Analysis and comparison of SPI and SPEI indices in meteorological drought assessment ) Case study: West of Iran(

Background and Objectives: Drought is a recurring climatic phenomenon triggered by a moisture deficit due to below-normal precipitation, with extensive economic, social, and environmental consequences, ranking it among the most significant natural hazards. Accurate drought assessment is crucial for water resource planning and management. Among various drought indices, the Standardized Precipitation Index (SPI), relying solely on precipitation data, and the Standardized Precipitation Evapotranspiration Index (SPEI), which incorporates both precipitation and temperature (evapotranspiration), are widely used. This research aims to compare the performance and patterns of drought occurrence based on these two indices across different time scales in western Iran, a relatively high-precipitation and crucial region of the country.

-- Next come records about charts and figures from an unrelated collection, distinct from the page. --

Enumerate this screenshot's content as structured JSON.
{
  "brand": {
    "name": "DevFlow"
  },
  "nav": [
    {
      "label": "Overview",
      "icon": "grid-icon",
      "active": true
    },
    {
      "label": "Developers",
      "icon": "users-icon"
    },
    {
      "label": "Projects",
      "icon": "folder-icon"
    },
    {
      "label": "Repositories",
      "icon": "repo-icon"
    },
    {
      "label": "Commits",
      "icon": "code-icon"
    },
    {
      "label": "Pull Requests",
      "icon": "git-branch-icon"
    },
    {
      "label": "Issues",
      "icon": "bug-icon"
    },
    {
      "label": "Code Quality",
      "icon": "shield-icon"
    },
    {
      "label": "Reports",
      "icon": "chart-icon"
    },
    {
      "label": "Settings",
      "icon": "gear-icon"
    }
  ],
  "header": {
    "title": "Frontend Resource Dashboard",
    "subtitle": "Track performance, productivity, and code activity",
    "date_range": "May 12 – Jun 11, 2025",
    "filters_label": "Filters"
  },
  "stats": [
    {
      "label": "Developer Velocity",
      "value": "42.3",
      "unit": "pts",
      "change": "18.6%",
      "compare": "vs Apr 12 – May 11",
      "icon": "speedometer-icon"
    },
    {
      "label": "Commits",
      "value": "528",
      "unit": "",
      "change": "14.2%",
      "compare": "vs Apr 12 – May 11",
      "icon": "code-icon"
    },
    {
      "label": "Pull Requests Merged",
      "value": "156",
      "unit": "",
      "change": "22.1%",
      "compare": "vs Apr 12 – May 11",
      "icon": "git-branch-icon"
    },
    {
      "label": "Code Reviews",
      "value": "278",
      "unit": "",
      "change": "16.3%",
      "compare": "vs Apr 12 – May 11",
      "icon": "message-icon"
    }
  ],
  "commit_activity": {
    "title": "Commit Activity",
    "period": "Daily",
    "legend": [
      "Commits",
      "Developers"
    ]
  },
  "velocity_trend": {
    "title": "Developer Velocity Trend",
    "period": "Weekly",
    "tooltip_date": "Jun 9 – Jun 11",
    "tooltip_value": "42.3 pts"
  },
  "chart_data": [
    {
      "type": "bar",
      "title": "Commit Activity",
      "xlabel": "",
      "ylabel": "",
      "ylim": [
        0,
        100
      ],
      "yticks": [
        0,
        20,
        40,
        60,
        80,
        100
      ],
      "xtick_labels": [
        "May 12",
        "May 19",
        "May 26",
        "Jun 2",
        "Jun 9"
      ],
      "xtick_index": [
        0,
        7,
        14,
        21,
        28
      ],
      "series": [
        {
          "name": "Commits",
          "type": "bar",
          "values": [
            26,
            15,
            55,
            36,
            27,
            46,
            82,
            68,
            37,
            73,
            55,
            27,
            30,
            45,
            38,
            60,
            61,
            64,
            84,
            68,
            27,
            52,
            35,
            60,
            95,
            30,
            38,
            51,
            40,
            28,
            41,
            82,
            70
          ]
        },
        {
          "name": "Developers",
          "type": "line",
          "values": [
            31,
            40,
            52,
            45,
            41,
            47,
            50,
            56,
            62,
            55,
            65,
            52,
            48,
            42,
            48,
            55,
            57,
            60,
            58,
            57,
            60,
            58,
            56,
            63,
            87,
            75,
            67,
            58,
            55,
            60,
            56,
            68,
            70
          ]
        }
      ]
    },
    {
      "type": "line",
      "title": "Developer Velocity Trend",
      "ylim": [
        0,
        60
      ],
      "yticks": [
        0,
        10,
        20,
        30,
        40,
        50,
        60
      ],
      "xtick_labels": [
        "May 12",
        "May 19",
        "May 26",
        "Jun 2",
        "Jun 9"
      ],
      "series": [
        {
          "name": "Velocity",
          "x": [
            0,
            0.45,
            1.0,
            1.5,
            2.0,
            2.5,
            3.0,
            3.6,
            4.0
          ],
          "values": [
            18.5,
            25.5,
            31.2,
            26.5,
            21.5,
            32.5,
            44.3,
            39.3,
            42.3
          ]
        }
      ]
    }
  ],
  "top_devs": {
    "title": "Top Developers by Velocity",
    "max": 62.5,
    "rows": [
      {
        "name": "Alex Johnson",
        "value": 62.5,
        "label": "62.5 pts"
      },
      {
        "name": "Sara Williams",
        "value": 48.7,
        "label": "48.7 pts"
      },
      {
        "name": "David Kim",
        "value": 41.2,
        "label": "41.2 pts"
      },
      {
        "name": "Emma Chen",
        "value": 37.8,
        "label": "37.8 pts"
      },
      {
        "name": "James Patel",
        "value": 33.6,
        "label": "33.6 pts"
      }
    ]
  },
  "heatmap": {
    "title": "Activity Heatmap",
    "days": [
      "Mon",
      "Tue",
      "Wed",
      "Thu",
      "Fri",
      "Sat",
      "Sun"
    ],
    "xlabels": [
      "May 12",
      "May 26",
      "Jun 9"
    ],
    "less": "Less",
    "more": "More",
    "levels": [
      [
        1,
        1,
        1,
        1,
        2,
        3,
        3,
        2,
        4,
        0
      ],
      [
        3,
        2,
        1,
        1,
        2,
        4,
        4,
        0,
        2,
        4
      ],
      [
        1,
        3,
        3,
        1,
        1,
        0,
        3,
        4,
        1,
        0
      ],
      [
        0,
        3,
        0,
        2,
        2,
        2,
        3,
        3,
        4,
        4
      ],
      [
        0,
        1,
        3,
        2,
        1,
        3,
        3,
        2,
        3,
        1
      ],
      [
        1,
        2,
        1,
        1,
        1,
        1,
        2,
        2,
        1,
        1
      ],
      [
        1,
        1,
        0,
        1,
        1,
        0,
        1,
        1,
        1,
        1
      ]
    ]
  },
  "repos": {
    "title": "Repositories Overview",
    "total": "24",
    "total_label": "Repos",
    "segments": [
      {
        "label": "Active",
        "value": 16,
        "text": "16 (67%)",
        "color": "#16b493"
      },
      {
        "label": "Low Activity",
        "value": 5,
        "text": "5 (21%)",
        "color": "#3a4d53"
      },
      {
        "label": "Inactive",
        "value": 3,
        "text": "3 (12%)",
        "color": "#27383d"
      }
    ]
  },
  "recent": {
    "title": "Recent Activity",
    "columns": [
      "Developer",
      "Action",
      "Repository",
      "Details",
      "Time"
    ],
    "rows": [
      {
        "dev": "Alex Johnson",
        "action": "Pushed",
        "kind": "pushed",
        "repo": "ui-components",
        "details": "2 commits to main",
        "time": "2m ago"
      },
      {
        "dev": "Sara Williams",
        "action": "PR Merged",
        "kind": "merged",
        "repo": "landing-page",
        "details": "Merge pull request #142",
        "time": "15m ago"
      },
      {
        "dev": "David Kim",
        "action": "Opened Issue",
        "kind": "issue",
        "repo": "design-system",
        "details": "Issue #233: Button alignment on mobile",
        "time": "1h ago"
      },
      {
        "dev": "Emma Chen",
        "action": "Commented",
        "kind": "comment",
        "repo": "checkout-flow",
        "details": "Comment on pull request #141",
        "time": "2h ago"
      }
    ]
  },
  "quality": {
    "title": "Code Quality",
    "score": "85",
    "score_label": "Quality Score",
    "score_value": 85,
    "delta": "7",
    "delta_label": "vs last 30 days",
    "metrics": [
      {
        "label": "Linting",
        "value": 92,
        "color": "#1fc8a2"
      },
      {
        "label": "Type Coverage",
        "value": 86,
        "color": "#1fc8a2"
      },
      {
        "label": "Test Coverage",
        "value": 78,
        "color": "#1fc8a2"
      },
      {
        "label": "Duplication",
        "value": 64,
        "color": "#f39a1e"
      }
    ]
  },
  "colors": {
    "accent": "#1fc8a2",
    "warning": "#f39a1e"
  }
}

Materials and Methods: This study was conducted in western Iran, encompassing the provinces of Ilam, Lorestan, Kurdistan, Kermanshah, and Hamadan. Monthly minimum and maximum temperature and precipitation data from 32 synoptic stations over a 30-year period (1988-2017) were utilized. After data quality control and reconstruction, potential evapotranspiration (PET) was calculated using the Hargreaves-Samani method. The SPI and SPEI were computed for 1-, 6-, and 12-month time scales for the entire 30-year period and two 15-year sub-periods (1988-2002 and 2003-2017). SPI calculation was performed using SPI_SL_6 software, fitting a gamma distribution to the precipitation data. For SPEI calculation, the difference between precipitation and PET (D = P - PET) was used, and a generalized logistic distribution was fitted to the D values. The spatial distribution of the results was mapped using a Geographic Information System (GIS), and the correlation between the two indices was analyzed using SPSS software.
Results: The findings indicated that during the 30-year period, the region experienced widespread drought in seven years (1990, 1995, 1996, 1998, 2007, 2010, 2017). Based on SPI, four years (1994, 2000, 2009, 2015) had widespread wet periods, whereas SPEI identified six years (1992, 1993, 1994, 2009, 2013, 2015). The SPEI index revealed longer and more severe drought periods compared to SPI at most stations, underscoring the significant role of temperature and evapotranspiration. On a monthly scale, during the 2003-2017 period, SPEI identified five months (January, September, October, November, December) with widespread drought, while SPI detected only two months (October and December). Correlation analysis confirmed a significant relationship between the two indices. The highest correlation coefficient at the annual scale was for the 2003-2017 period (0.938), and at the monthly scale, it belonged to February (0.945) and January (0.908) during the 1988-2002 period. The lowest correlations were observed in November and October.
Conclusion: In general, the SPEI index, by concurrently considering precipitation and temperature, demonstrates greater sensitivity to drought, particularly under warming conditions, and identifies longer and more severe dry periods. However, the strong correlation between the two indices at longer time scales (6-month and 12-month) justifies the use of the simpler SPI index in regions lacking reliable temperature data. Given climate change and the increasing temperature trend, employing the SPEI index for drought monitoring and assessment in western Iran and similar regions will yield more realistic results.